Barolo
DOCG Rocchettevino
Inebriante bouquet floreale ed eleganza
Stupisce per l’affascinante nuance di fiori e frutti che esprime con immediatezza nei suoi profumi. Raffinato e vellutato anche al palato dove le note speziate e lievemente tostate completano quelle più dolci.
Vitigno
Nebbiolo
Vendemmia
La vendemmia tardiva con cernita manuale è effettuata nell’ultima parte di Ottobre, per consentire una lieve appassimento che ne assicura un ottimale maturazione dei polifenoli e del frutto responsabili dell’eleganza e della complessità del Barolo Rocchettevino.
Vinificazione
L’uva viene diraspata delicatamente con lieve pigiatura e successiva macerazione statica a freddo sulle bucce per favorire i naturali processi enzimatici di 24 ore. Seguno frequenti follature condotte con estrema cura ad una temperatura di 26° per stimolare i processi fermentativi favorendo la produzione del ricco corredo aromatico e una buona estrazione dei polifenoli più nobili. Dopo circa 15 giorni di fermentazione si procede alla steccatura del cappello per un’ulteriore macerazione di 20 giorni, (tempo) durante il quale si completa la fermentazione malolattica e si definiscono le note floreali e fruttate più intense. Dopo la svinatura, il Barolo Rocchettevino viene messo ad affinare in legno di rovere per circa due anni e mezzo di cui i primi 18 mesi in botticelle di secondo e terzo passaggio e il successivo anno in botti di Slavonia di piccole dimensioni. (Durante questo periodo di cui il primo mese ancora sui lieviti, il vino acquisisce volume, grassezza e crescono ampliandosi le sensazioni speziate).

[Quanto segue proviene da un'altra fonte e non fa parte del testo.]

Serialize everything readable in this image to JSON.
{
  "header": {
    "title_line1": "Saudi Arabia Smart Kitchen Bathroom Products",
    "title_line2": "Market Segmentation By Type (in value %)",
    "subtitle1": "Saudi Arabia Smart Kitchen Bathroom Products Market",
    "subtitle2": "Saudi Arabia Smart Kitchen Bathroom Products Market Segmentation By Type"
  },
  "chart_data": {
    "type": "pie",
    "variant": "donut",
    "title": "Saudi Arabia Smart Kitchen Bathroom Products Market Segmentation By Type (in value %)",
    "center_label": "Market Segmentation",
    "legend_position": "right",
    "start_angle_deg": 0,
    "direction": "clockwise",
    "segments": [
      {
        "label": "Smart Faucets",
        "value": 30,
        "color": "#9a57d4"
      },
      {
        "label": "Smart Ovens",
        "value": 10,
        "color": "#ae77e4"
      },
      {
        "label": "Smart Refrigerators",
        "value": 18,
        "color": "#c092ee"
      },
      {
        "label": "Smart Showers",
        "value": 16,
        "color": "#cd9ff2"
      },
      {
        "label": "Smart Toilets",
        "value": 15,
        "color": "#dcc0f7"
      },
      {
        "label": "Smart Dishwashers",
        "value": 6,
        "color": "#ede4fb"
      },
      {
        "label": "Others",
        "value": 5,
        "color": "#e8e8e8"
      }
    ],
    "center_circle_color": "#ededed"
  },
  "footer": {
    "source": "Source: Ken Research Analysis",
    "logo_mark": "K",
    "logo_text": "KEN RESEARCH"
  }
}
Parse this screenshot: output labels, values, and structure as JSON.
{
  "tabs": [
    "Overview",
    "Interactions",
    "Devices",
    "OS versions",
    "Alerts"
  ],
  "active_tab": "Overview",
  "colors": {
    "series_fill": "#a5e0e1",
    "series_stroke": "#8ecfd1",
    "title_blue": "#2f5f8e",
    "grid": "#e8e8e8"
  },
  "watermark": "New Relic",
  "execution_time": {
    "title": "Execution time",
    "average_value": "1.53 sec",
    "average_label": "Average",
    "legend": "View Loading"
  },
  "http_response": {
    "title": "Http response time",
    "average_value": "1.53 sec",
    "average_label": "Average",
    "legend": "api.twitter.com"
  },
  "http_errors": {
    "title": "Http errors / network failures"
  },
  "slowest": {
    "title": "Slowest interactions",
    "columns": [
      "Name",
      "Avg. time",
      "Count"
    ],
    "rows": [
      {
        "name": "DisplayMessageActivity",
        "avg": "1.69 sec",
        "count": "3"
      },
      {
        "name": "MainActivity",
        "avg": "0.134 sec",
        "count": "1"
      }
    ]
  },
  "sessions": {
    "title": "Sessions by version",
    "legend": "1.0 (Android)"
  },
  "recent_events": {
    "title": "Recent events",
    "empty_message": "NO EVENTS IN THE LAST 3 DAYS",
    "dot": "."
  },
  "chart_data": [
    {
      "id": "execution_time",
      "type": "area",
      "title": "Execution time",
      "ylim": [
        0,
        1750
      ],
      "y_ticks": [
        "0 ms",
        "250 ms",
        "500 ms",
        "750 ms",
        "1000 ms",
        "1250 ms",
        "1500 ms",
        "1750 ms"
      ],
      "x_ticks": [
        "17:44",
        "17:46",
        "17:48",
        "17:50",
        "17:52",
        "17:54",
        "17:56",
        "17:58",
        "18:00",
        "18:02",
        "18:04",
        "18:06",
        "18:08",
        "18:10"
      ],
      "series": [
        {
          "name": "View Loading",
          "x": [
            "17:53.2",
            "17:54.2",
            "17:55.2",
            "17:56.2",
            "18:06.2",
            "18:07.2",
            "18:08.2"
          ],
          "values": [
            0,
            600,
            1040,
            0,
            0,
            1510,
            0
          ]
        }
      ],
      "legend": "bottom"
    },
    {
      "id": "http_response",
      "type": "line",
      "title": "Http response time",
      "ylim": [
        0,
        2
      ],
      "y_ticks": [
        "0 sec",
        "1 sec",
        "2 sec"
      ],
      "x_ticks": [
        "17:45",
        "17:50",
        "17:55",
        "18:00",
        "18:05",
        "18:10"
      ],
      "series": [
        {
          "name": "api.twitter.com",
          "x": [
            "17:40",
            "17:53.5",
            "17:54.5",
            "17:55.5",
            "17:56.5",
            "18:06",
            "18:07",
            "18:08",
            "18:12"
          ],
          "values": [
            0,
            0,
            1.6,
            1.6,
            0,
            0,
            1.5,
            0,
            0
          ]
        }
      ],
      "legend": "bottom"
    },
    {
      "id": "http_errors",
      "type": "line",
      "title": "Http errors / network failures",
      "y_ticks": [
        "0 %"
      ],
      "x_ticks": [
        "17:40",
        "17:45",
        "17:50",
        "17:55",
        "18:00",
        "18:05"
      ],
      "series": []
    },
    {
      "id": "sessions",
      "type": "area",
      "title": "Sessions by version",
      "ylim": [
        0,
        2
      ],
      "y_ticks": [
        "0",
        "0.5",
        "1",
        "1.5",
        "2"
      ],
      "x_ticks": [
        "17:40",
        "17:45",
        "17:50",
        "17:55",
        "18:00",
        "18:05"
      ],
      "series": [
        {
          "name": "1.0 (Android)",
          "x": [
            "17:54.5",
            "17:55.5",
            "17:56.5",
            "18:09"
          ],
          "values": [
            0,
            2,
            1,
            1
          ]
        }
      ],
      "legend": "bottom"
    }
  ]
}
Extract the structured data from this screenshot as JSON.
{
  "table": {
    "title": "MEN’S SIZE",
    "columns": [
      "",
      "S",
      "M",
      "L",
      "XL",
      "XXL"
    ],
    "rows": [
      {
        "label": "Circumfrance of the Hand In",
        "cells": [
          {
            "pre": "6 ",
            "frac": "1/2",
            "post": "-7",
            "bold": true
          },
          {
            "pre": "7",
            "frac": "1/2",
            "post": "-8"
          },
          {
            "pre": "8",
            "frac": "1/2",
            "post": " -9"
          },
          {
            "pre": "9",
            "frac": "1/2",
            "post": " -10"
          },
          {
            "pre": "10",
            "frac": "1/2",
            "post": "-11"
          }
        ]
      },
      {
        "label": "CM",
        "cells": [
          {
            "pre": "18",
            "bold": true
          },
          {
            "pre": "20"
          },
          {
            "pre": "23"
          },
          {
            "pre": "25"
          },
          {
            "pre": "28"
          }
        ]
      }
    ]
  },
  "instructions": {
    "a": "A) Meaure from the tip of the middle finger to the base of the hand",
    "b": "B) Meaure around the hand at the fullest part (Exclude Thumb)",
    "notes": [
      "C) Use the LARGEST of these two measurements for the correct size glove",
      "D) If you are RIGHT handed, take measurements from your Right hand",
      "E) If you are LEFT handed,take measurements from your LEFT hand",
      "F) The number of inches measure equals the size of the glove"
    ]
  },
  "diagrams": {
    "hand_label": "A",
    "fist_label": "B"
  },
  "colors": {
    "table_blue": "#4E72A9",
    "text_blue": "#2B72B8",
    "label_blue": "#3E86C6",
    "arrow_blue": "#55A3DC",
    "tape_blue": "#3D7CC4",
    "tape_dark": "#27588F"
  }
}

Segue la maturazione in bottiglia di un anno durante la quale il vino ingentilisce, le note floreali e fruttate si fondono a quelle speziate ampliandosi e compaiono quelle balsamiche ed eteree più complesse di anice stellato e goudron.
Consiglio per il servizio
Temperatura: 16-18°C. La piacevolezza che esprime lo rende già adatto al consumo; un ulteriore affinamento va a impreziosire lo charme e la complessità varietale che il Nebbiolo è capace di esprimere in Langa: 10-20 anni
Bicchiere: Calice balloon
Abbinamenti
La grande eleganza data dall’ampiezza del corredo olfattivo e la freschezza del bouquet, rende il Barolo Rocchettevino è adatto a molteplici abbinamenti: antipasti sia caldi che freddi, torte salate e primi, secondi di carni rosse o bianche strutturate (anatra, faraona), formaggi di media e lunga stagionatura.
Note di degustazione
Colore: rosso rubino brillante con nuances più mature con il progredire dell’età
Profumo: bouquet floreale ampio e complesso. Si distinguono note di confettura, di ciliegia sciroppata e nuance di piccoli frutti, ben amalgamati con il lampone in evidenza. Sono suggestivi le nuance di rosa e i sentori delicati di viola a cui si uniscono quelli dolci e speziati di anice stellato e cioccolato. Seguono timbri balsamici ed eterei che ricordano l’eucalipto, la resina e le erbe officinali.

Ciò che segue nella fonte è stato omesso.